Example: You give $15,000 to a trust. When you die, the $15,000 goes to your beneficiaries tax free. Now, let’s say instead you give $10,000 to a trust, and the trustee uses the money to purchase a $250,000 life insurance policy. On your death, the whole $250,000 passes to your beneficiaries tax free.
The 3 Year Rule: If you transfer a life insurance policy to an irrevocable trust and die within 3 years of the transfer, the proceeds will be included in your estate. In other words, you will be taxed on it as if it was never in the irrevocable trust at all. There are 2 ways to get around this problem. First, you can do your best to survive the 3 years. If you do, your beneficiaries will inherit the proceeds tax free. Second (and the more sensible option), you can set up an irrevocable trust and transfer money to the trust. The trustee can then purchase the life insurance. If the trust purchases the life insurance, the 3 year rule does not apply. If you die the day after the insurance goes into effect, your beneficiaries will inherit the proceeds tax free.

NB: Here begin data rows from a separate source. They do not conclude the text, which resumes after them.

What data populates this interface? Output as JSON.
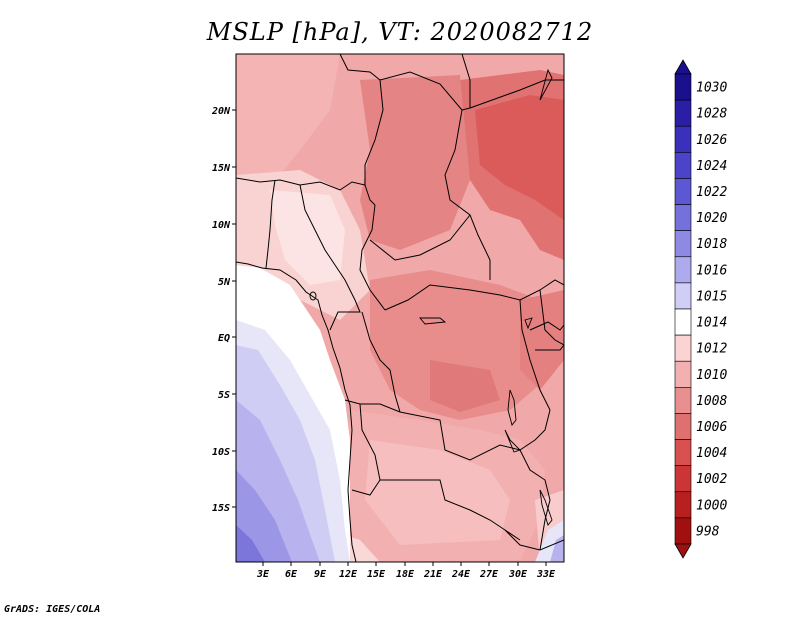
{
  "title": "MSLP [hPa], VT: 2020082712",
  "footer": "GrADS: IGES/COLA",
  "axes": {
    "lat_labels": [
      "20N",
      "15N",
      "10N",
      "5N",
      "EQ",
      "5S",
      "10S",
      "15S"
    ],
    "lon_labels": [
      "3E",
      "6E",
      "9E",
      "12E",
      "15E",
      "18E",
      "21E",
      "24E",
      "27E",
      "30E",
      "33E"
    ]
  },
  "colorbar": {
    "labels": [
      "1030",
      "1028",
      "1026",
      "1024",
      "1022",
      "1020",
      "1018",
      "1016",
      "1015",
      "1014",
      "1012",
      "1010",
      "1008",
      "1006",
      "1004",
      "1002",
      "1000",
      "998"
    ],
    "colors": [
      "#1a0f8c",
      "#2a1ea6",
      "#3a30bb",
      "#4b44c8",
      "#5c58d4",
      "#7470dc",
      "#8e8ae4",
      "#aeaaee",
      "#d0ceF6",
      "#ffffff",
      "#fbd3d3",
      "#f2b0b0",
      "#e89090",
      "#df7070",
      "#d85050",
      "#cc3535",
      "#b82020",
      "#a01010"
    ],
    "top_color": "#1a0f8c",
    "bottom_color": "#a01010"
  },
  "map": {
    "region": "Central and Southern-Central Africa",
    "variable": "Mean sea level pressure",
    "ocean_colors": [
      "#ffffff",
      "#e6e6f8",
      "#cfcdf4",
      "#b8b3ee",
      "#9c96e6",
      "#7c76da"
    ],
    "land_colors": [
      "#fde4e4",
      "#f8c8c8",
      "#f0a8a8",
      "#e88c8c",
      "#e07272",
      "#db5a5a"
    ]
  }
}
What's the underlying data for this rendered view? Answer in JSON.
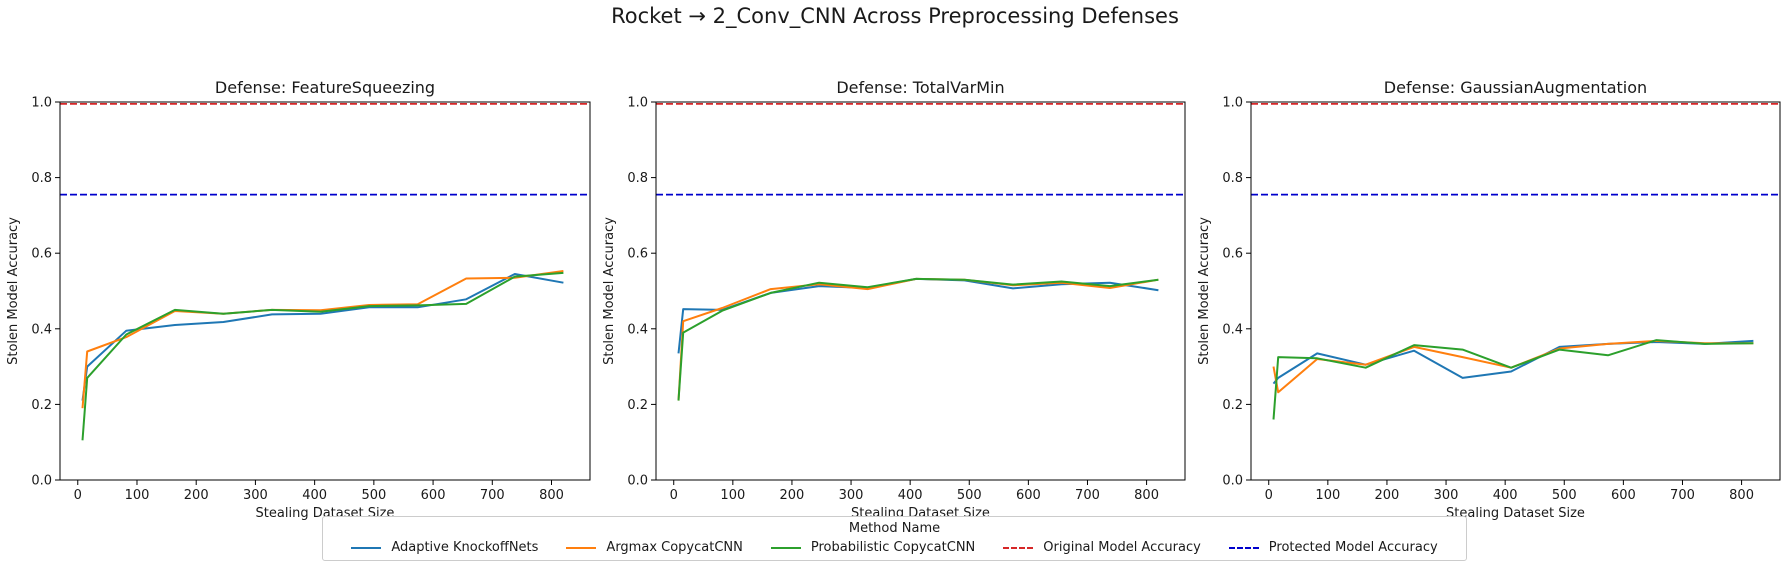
{
  "figure": {
    "title": "Rocket → 2_Conv_CNN Across Preprocessing Defenses",
    "legend_title": "Method Name"
  },
  "legend": [
    {
      "label": "Adaptive KnockoffNets",
      "color": "#1f77b4",
      "style": "solid"
    },
    {
      "label": "Argmax CopycatCNN",
      "color": "#ff7f0e",
      "style": "solid"
    },
    {
      "label": "Probabilistic CopycatCNN",
      "color": "#2ca02c",
      "style": "solid"
    },
    {
      "label": "Original Model Accuracy",
      "color": "#d62728",
      "style": "dashed"
    },
    {
      "label": "Protected Model Accuracy",
      "color": "#0000cc",
      "style": "dashed"
    }
  ],
  "chart_data": [
    {
      "type": "line",
      "title": "Defense: FeatureSqueezing",
      "xlabel": "Stealing Dataset Size",
      "ylabel": "Stolen Model Accuracy",
      "xlim": [
        -30,
        865
      ],
      "ylim": [
        0,
        1.0
      ],
      "xticks": [
        0,
        100,
        200,
        300,
        400,
        500,
        600,
        700,
        800
      ],
      "yticks": [
        0.0,
        0.2,
        0.4,
        0.6,
        0.8,
        1.0
      ],
      "grid": false,
      "reference_lines": [
        {
          "name": "Original Model Accuracy",
          "y": 0.995,
          "color": "#d62728"
        },
        {
          "name": "Protected Model Accuracy",
          "y": 0.755,
          "color": "#0000cc"
        }
      ],
      "series": [
        {
          "name": "Adaptive KnockoffNets",
          "color": "#1f77b4",
          "x": [
            8,
            16,
            82,
            164,
            246,
            328,
            410,
            492,
            574,
            656,
            738,
            820
          ],
          "y": [
            0.21,
            0.3,
            0.395,
            0.41,
            0.418,
            0.438,
            0.44,
            0.457,
            0.457,
            0.478,
            0.545,
            0.522
          ]
        },
        {
          "name": "Argmax CopycatCNN",
          "color": "#ff7f0e",
          "x": [
            8,
            16,
            82,
            164,
            246,
            328,
            410,
            492,
            574,
            656,
            738,
            820
          ],
          "y": [
            0.19,
            0.34,
            0.378,
            0.447,
            0.44,
            0.45,
            0.449,
            0.463,
            0.465,
            0.533,
            0.535,
            0.553
          ]
        },
        {
          "name": "Probabilistic CopycatCNN",
          "color": "#2ca02c",
          "x": [
            8,
            16,
            82,
            164,
            246,
            328,
            410,
            492,
            574,
            656,
            738,
            820
          ],
          "y": [
            0.105,
            0.27,
            0.385,
            0.45,
            0.44,
            0.45,
            0.445,
            0.46,
            0.462,
            0.466,
            0.538,
            0.548
          ]
        }
      ]
    },
    {
      "type": "line",
      "title": "Defense: TotalVarMin",
      "xlabel": "Stealing Dataset Size",
      "ylabel": "Stolen Model Accuracy",
      "xlim": [
        -30,
        865
      ],
      "ylim": [
        0,
        1.0
      ],
      "xticks": [
        0,
        100,
        200,
        300,
        400,
        500,
        600,
        700,
        800
      ],
      "yticks": [
        0.0,
        0.2,
        0.4,
        0.6,
        0.8,
        1.0
      ],
      "grid": false,
      "reference_lines": [
        {
          "name": "Original Model Accuracy",
          "y": 0.995,
          "color": "#d62728"
        },
        {
          "name": "Protected Model Accuracy",
          "y": 0.755,
          "color": "#0000cc"
        }
      ],
      "series": [
        {
          "name": "Adaptive KnockoffNets",
          "color": "#1f77b4",
          "x": [
            8,
            16,
            82,
            164,
            246,
            328,
            410,
            492,
            574,
            656,
            738,
            820
          ],
          "y": [
            0.335,
            0.452,
            0.45,
            0.495,
            0.513,
            0.508,
            0.532,
            0.528,
            0.507,
            0.518,
            0.522,
            0.502
          ]
        },
        {
          "name": "Argmax CopycatCNN",
          "color": "#ff7f0e",
          "x": [
            8,
            16,
            82,
            164,
            246,
            328,
            410,
            492,
            574,
            656,
            738,
            820
          ],
          "y": [
            0.21,
            0.42,
            0.455,
            0.505,
            0.518,
            0.505,
            0.532,
            0.53,
            0.515,
            0.522,
            0.508,
            0.53
          ]
        },
        {
          "name": "Probabilistic CopycatCNN",
          "color": "#2ca02c",
          "x": [
            8,
            16,
            82,
            164,
            246,
            328,
            410,
            492,
            574,
            656,
            738,
            820
          ],
          "y": [
            0.21,
            0.39,
            0.448,
            0.495,
            0.522,
            0.51,
            0.532,
            0.53,
            0.517,
            0.525,
            0.513,
            0.53
          ]
        }
      ]
    },
    {
      "type": "line",
      "title": "Defense: GaussianAugmentation",
      "xlabel": "Stealing Dataset Size",
      "ylabel": "Stolen Model Accuracy",
      "xlim": [
        -30,
        865
      ],
      "ylim": [
        0,
        1.0
      ],
      "xticks": [
        0,
        100,
        200,
        300,
        400,
        500,
        600,
        700,
        800
      ],
      "yticks": [
        0.0,
        0.2,
        0.4,
        0.6,
        0.8,
        1.0
      ],
      "grid": false,
      "reference_lines": [
        {
          "name": "Original Model Accuracy",
          "y": 0.995,
          "color": "#d62728"
        },
        {
          "name": "Protected Model Accuracy",
          "y": 0.755,
          "color": "#0000cc"
        }
      ],
      "series": [
        {
          "name": "Adaptive KnockoffNets",
          "color": "#1f77b4",
          "x": [
            8,
            16,
            82,
            164,
            246,
            328,
            410,
            492,
            574,
            656,
            738,
            820
          ],
          "y": [
            0.255,
            0.27,
            0.335,
            0.305,
            0.342,
            0.27,
            0.287,
            0.352,
            0.36,
            0.365,
            0.36,
            0.368
          ]
        },
        {
          "name": "Argmax CopycatCNN",
          "color": "#ff7f0e",
          "x": [
            8,
            16,
            82,
            164,
            246,
            328,
            410,
            492,
            574,
            656,
            738,
            820
          ],
          "y": [
            0.3,
            0.232,
            0.32,
            0.305,
            0.352,
            0.325,
            0.297,
            0.348,
            0.36,
            0.368,
            0.362,
            0.362
          ]
        },
        {
          "name": "Probabilistic CopycatCNN",
          "color": "#2ca02c",
          "x": [
            8,
            16,
            82,
            164,
            246,
            328,
            410,
            492,
            574,
            656,
            738,
            820
          ],
          "y": [
            0.16,
            0.325,
            0.322,
            0.297,
            0.357,
            0.345,
            0.297,
            0.345,
            0.33,
            0.37,
            0.36,
            0.362
          ]
        }
      ]
    }
  ]
}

Incidents of ownership: Even if insurance is held by an irrevocable trust, the proceeds will be pulled back into your estate if the IRS determines that you held incidents of ownership in the policy. If you have “incidents of ownership,” it basically means that you have sufficient control over the life insurance policy. For example, if you have the ability to change a beneficiary or cancel or assign the policy, the IRS may find that you have incidents of ownership in the policy. If that is the case, the proceeds will be brought back into your estate for estate tax purposes. It is critical that the irrevocable trust allows the trustee to act independent of your control.
Second to die insurance: This is a life insurance policy on two lives, usually those of a husband and wife. The policy does not pay out until the death of the second spouse (which, conveniently, is when estate taxes are due). Because the policy is on two lives, the premiums are usually spread out over a longer period of time. This type of insurance is well suited for an irrevocable life insurance trust.
Differences between Revocable and Irrevocable Trusts
An Irrevocable Trust is IRREVOCABLE: A revocable trust can be revoked, changed, amended, or altered during the grantor’s lifetime. An irrevocable trust can never be revoked, changed, altered, or amended (except by court order).
Gift taxes: Transfer of assets to a revocable trust are not subject to gift taxes. A transfer to an irrevocable trust over a certain threshold may be subject to gift tax.
Creditor protection: Assets in a revocable trust are not protected from creditors. Assets held in an irrevocable trust are protected from creditors (unless it was a fraudulent transfer).
Estate taxes: Assets held in a revocable trust are included in the grantor’s taxable estate (however, the grantor can reduce or eliminate the estate tax by using bypass trust planning). Assets held in an irrevocable trust are not included in the grantor’s taxable estate (passing to the grantor’s designated beneficiaries free of estate tax).
Tax filings: A revocable trust does not require a separate tax identification number or tax return. The grantor of a revocable trust simply treats all of the assets of the trust as his or her own income for tax purposes. An irrevocable trust requires a separate tax identification number and may require an income tax return.